The legendary line “show me the money”, that Cuba Gooding Junior says to his sports manager Tom Cruise in the film Jerry Maguire for me best describes the attitude towards companies’ marketing and sales processes. Hence the heading of this article.
Over the last few years, I’ve noticed how management and executive personnel actually do worry (Industry 4.0) about finding meaningful applications for networking and information gathering.
When, despite the help of an advisor and a 300-page concept paper, they really can’t come up with anything, there’s always Plan B: sensors on anything that’s available, then drop the collected data into a data lake – the oil of the future flows into the data warehouse.

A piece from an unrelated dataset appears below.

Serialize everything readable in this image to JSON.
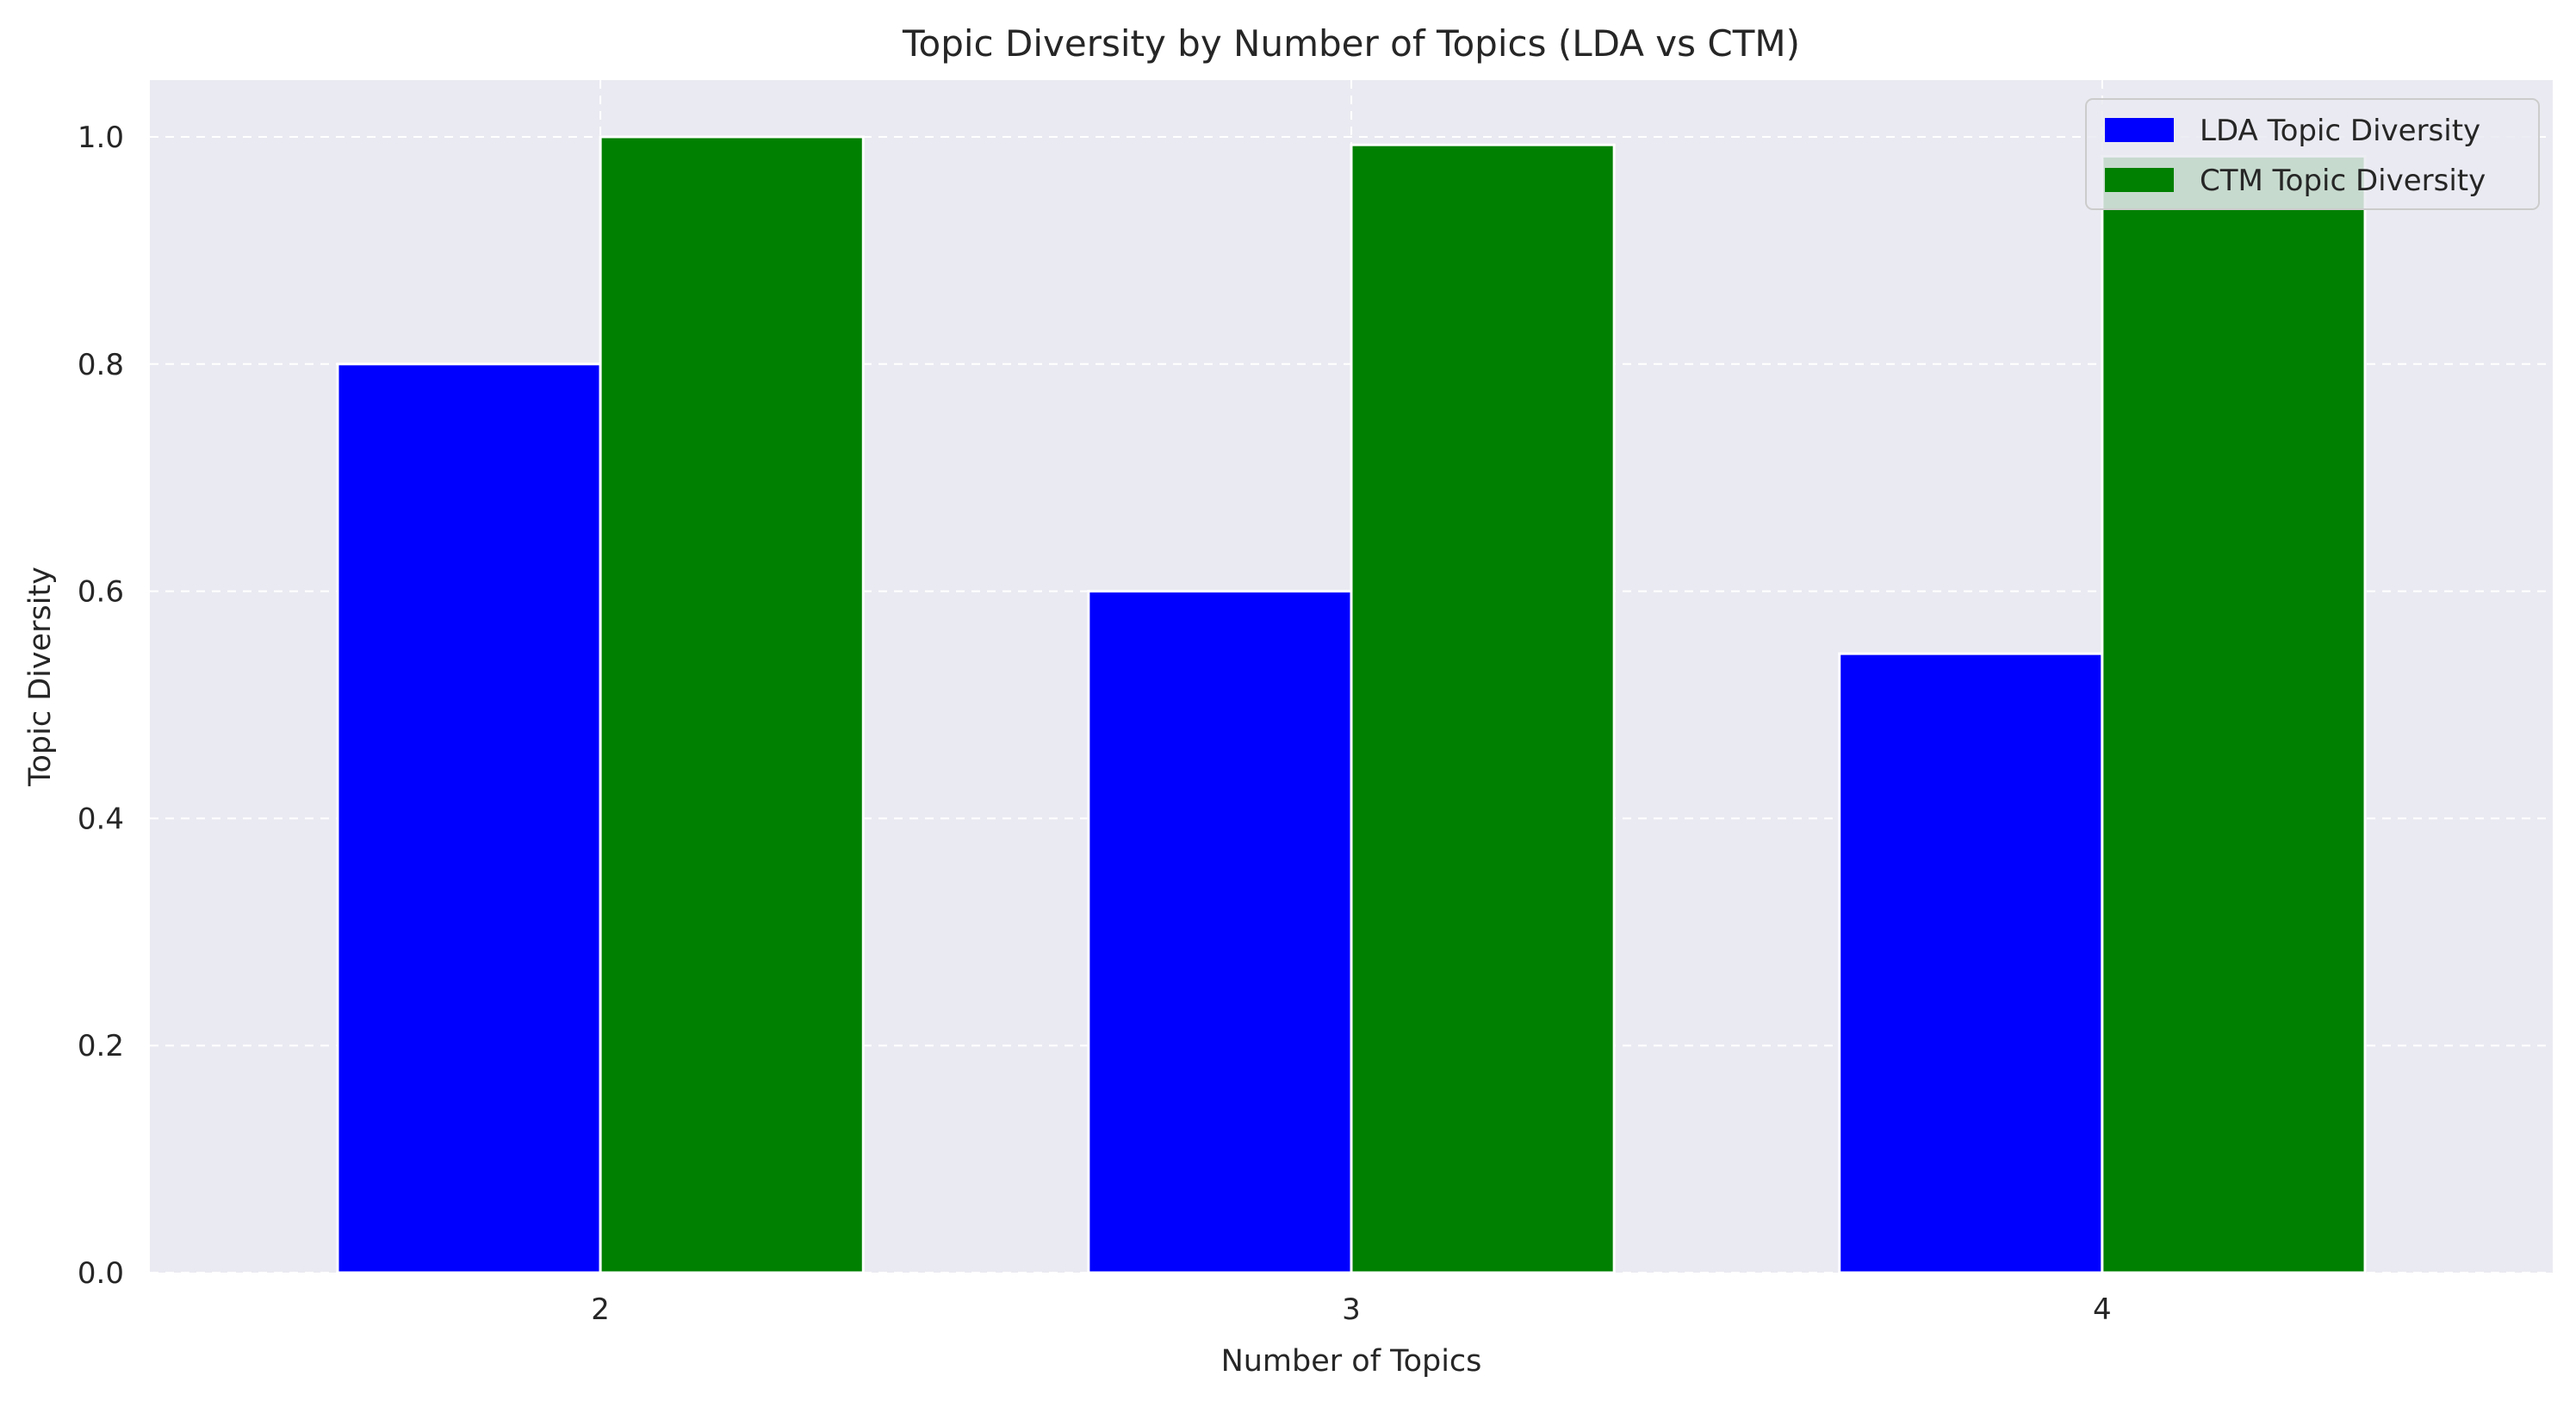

What surprises me about this digitalization euphoria is that marketing and sales get worse than stepmother treatment here, and manufacturing companies in the B2B area are sometimes almost totally overlooked. At best, there’s an enormous black hole here.
All About Cost?
And the strange thing is, very often cost savings, cost efficiency and rational allocation of resources are given as reasons for Industry 4.0 ambitions. Henry Ford is said to have made the observation that half of the money he spent on marketing was wasted, but unfortunately he didn’t know which half. These days we do know, in fact it’s pretty simple, but apparently nobody is particularly interested in saving costs or stepping up efficiency here.
And the thing is, digitalization and generation of information in marketing generally speaking requires very little code, sometimes only a couple of lines. It’s not the case that companies have nothing in their hand: CRM, newsletter tools, homepage and landing page evaluation, links to social media and email tracking are often available.
But these are like an elderly married couple – they coexist side by side. Moreover, these applications are above all used to fulfil their primary (process) purpose: sending newsletters, providing customer information, etc. The information thereby generated is only exploited in a very rudimentary way. But what practically never occurs is the networked application of this information. And yet how easy it would be.
To take just one example: newsletters to larger groups inevitably generate so-called “bounce messages”, i.e. an email goes undelivered because the intended recipient has left the company and his email address has been deleted. In 50 percent of cases, nothing happens with this information because email transmission to a deactivated address costs nothing and so has no impact on anything else.
In a further 30 percent of cases, this information is deleted in the newsletter system, simply for reasons of good IT hygiene. In yet further 20 percent of cases this information is passed to the CRM system and the dataset there is likewise deleted. But what almost never happens, i.e. in less than 10 percent of cases, is that this information is used as valuable intelligence.
In concrete terms, this means that a simple request to Xing or LinkedIn will provide the name of the intended email recipient’s new employer in a matter of seconds. A further request will in all probability also provide the name of that person’s successor. Both pieces of intelligence find their way to telesales or the relevant sales people as a telephone instruction (in CRM).
That this doesn’t happen is all the more astonishing, as the telesales people are desperately looking for excuses to call people with a particular purpose in mind. What better approach is there than a new job or a new position? I recently visited a larger company with a manageable number of newsletter recipients.
In the space of a year, 2000 bounce messages were received and deleted from its newsletter system, in my view 4000 lost contact opportunities. And that’s only one of at least 20 standard cases where, with simple digitalization, information gathering and proper utilization of information, unbelievable potential can be tapped into within a few days, in my view, a genuine treasure trove of data. And to sustain the excitement: exploiting true potential is in the downstream discipline – namely in sales.